Students in the Arevalos School area next year will attend Gisler School at 18720 Las Flores St. in Fountain Valley, according to Norton. The school board said Arevalos would be closed effective June 30.

Fountain Valley, an elementary school district that serves most of that city and part of northeastern Huntington Beach, was one of the fastest-growing districts in Orange County 20 years ago. New families with young children were moving into the tracts of new homes springing up in the area. But since 1973, when enrollment peaked at 12,700, Fountain Valley School District has had a continuous decline.

The district now has about 6,100 students and is forecasting another decline next year, to about 5,900. Six schools had been closed in prior years. Arevalos becomes the seventh casualty of declining enrollment.

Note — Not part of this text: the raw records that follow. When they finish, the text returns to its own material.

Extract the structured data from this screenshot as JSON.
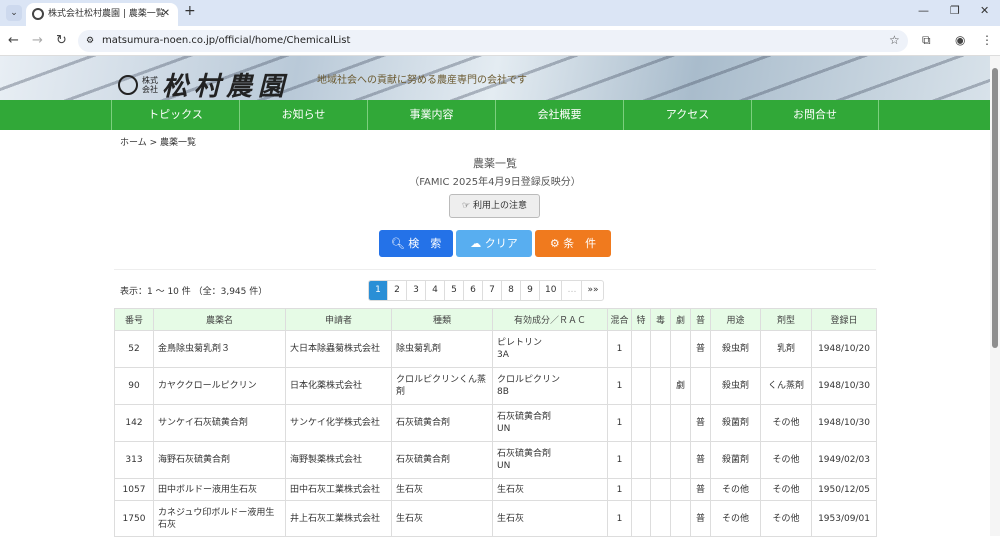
{
  "browser": {
    "tab_title": "株式会社松村農園 | 農薬一覧",
    "url": "matsumura-noen.co.jp/official/home/ChemicalList"
  },
  "header": {
    "company_prefix": "株式会社",
    "company_name": "松村農園",
    "slogan": "地域社会への貢献に努める農産専門の会社です"
  },
  "nav": [
    "トピックス",
    "お知らせ",
    "事業内容",
    "会社概要",
    "アクセス",
    "お問合せ"
  ],
  "breadcrumb": "ホーム > 農薬一覧",
  "page": {
    "title": "農薬一覧",
    "subtitle": "（FAMIC 2025年4月9日登録反映分）",
    "notice_label": "利用上の注意"
  },
  "buttons": {
    "search": "検　索",
    "clear": "クリア",
    "conditions": "条　件"
  },
  "colors": {
    "search": "#2472e8",
    "clear": "#58aef0",
    "conditions": "#f07a1e",
    "nav": "#31a838"
  },
  "count_text": "表示：1 ～ 10 件 （全：3,945 件）",
  "pagination": {
    "pages": [
      "1",
      "2",
      "3",
      "4",
      "5",
      "6",
      "7",
      "8",
      "9",
      "10"
    ],
    "ellipsis": "…",
    "last": "»»",
    "current": "1"
  },
  "table": {
    "headers": [
      "番号",
      "農薬名",
      "申請者",
      "種類",
      "有効成分／ＲＡＣ",
      "混合",
      "特",
      "毒",
      "劇",
      "普",
      "用途",
      "剤型",
      "登録日"
    ],
    "rows": [
      [
        "52",
        "金鳥除虫菊乳剤３",
        "大日本除蟲菊株式会社",
        "除虫菊乳剤",
        "ピレトリン",
        "3A",
        "1",
        "",
        "",
        "",
        "普",
        "殺虫剤",
        "乳剤",
        "1948/10/20"
      ],
      [
        "90",
        "カヤククロールピクリン",
        "日本化薬株式会社",
        "クロルピクリンくん蒸剤",
        "クロルピクリン",
        "8B",
        "1",
        "",
        "",
        "劇",
        "",
        "殺虫剤",
        "くん蒸剤",
        "1948/10/30"
      ],
      [
        "142",
        "サンケイ石灰硫黄合剤",
        "サンケイ化学株式会社",
        "石灰硫黄合剤",
        "石灰硫黄合剤",
        "UN",
        "1",
        "",
        "",
        "",
        "普",
        "殺菌剤",
        "その他",
        "1948/10/30"
      ],
      [
        "313",
        "海野石灰硫黄合剤",
        "海野製薬株式会社",
        "石灰硫黄合剤",
        "石灰硫黄合剤",
        "UN",
        "1",
        "",
        "",
        "",
        "普",
        "殺菌剤",
        "その他",
        "1949/02/03"
      ],
      [
        "1057",
        "田中ボルドー液用生石灰",
        "田中石灰工業株式会社",
        "生石灰",
        "生石灰",
        "",
        "1",
        "",
        "",
        "",
        "普",
        "その他",
        "その他",
        "1950/12/05"
      ],
      [
        "1750",
        "カネジュウ印ボルドー液用生石灰",
        "井上石灰工業株式会社",
        "生石灰",
        "生石灰",
        "",
        "1",
        "",
        "",
        "",
        "普",
        "その他",
        "その他",
        "1953/09/01"
      ]
    ]
  }
}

Fountain Valley Elementary, situated at 17911 Bushard St., across the street from Fountain Valley High School, is the oldest elementary school in the city. Many parents protested its proposed closure because of the school’s history in the community. But most objections were against the distance students in the area would have to travel to new schools. Many Fountain Valley Elementary parents also challenged the accuracy of figures that predict another decline in attendance at that school next year.

Arevalos Elementary’s proposed closure produced fewer complaints “because enrollment was already so low that people had seen the handwriting on the wall,” according to Norton.